It's hard to find a "prototypical SF" to be honest, and if you try too hard to the perfect one, you might end up drafting badly--e.g., Dorell Wright, Donte Greene, Jeff Green, etc. Grant Hill looked like the prototypical SF, but he couldn't shoot outside. Glenn Robinson was a shooter, but didn't play defense and couldn't drive. Gerald Wallace has nice defense and hang time, but lacks shooting touch. TMac was an offensive machine, but didn't play defense. Jamal Mashburn was a decent prototype for an SF, as was Scottie Pippen, but Pippen was a shaky outside shooter.
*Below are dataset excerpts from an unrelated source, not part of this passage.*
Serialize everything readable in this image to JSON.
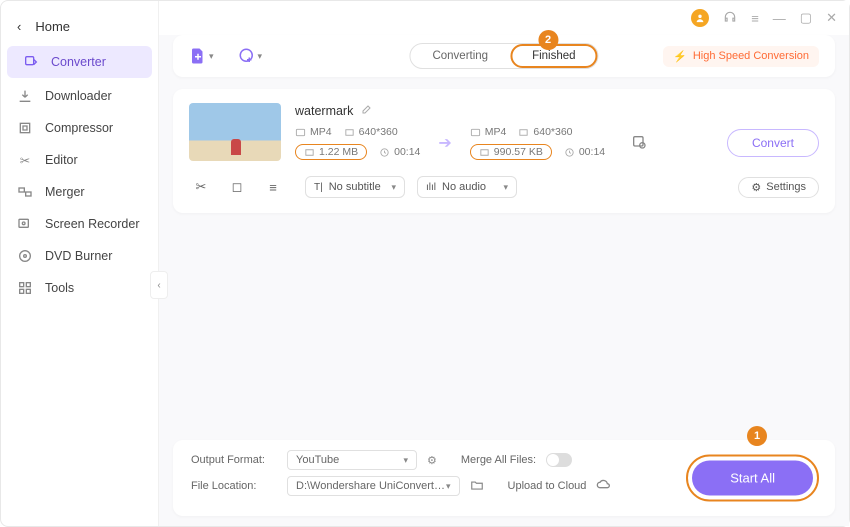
{
  "home_label": "Home",
  "sidebar": {
    "items": [
      {
        "label": "Converter"
      },
      {
        "label": "Downloader"
      },
      {
        "label": "Compressor"
      },
      {
        "label": "Editor"
      },
      {
        "label": "Merger"
      },
      {
        "label": "Screen Recorder"
      },
      {
        "label": "DVD Burner"
      },
      {
        "label": "Tools"
      }
    ]
  },
  "tabs": {
    "converting": "Converting",
    "finished": "Finished"
  },
  "hsc_label": "High Speed Conversion",
  "file": {
    "name": "watermark",
    "src": {
      "format": "MP4",
      "resolution": "640*360",
      "size": "1.22 MB",
      "duration": "00:14"
    },
    "dst": {
      "format": "MP4",
      "resolution": "640*360",
      "size": "990.57 KB",
      "duration": "00:14"
    }
  },
  "convert_label": "Convert",
  "subtitle_select": "No subtitle",
  "audio_select": "No audio",
  "settings_label": "Settings",
  "footer": {
    "output_format_label": "Output Format:",
    "output_format_value": "YouTube",
    "file_location_label": "File Location:",
    "file_location_value": "D:\\Wondershare UniConverter 1",
    "merge_label": "Merge All Files:",
    "upload_label": "Upload to Cloud"
  },
  "start_all_label": "Start All",
  "annotations": {
    "a1": "1",
    "a2": "2"
  }
}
Josh Howard is a decent all-around SF in terms of skill set. I guess Kevin Durant is the new standard, unless you want a power-3 like Carmello, but even Durant lacks post skills and is a so-so passer.
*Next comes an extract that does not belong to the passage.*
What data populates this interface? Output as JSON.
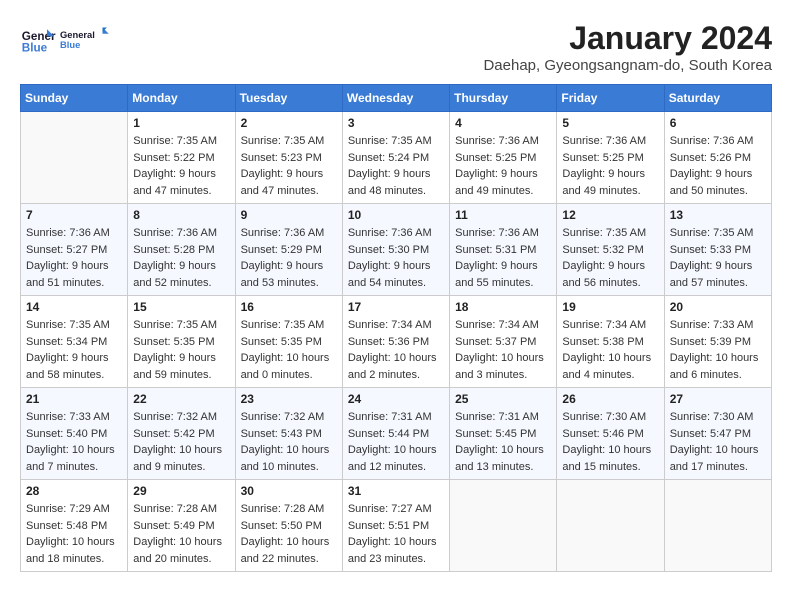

When it's all said and done, the SF position might actually have the least direct impact on winning games, just based on where he's positioned on the floor in most sets. We may be better off deciding if we're looking for a shooter, a slasher, a defender, a facilitator, a rebounder, etc. and see if we can find someone with 2 or 3 of these skills. Assume everyone is going to have pluses and minuses. I would assume having a guy who can play defense, run out on breaks and hit open looks is the ideal.
The lure of Perry Jones is to get a guy who has a couple unguardable moves 10-feet from the hoop, and also has the ability to dump the ball off to cutters or post players. Anything else he gives you, in terms of rebounds, defensive plays, etc. is a bonus.
I like this post. This is also why I'm high on K-G. He guards the other teams best player (1 through 4) and still stuffs the stat sheet. He's rare, I'm tellin' y'all.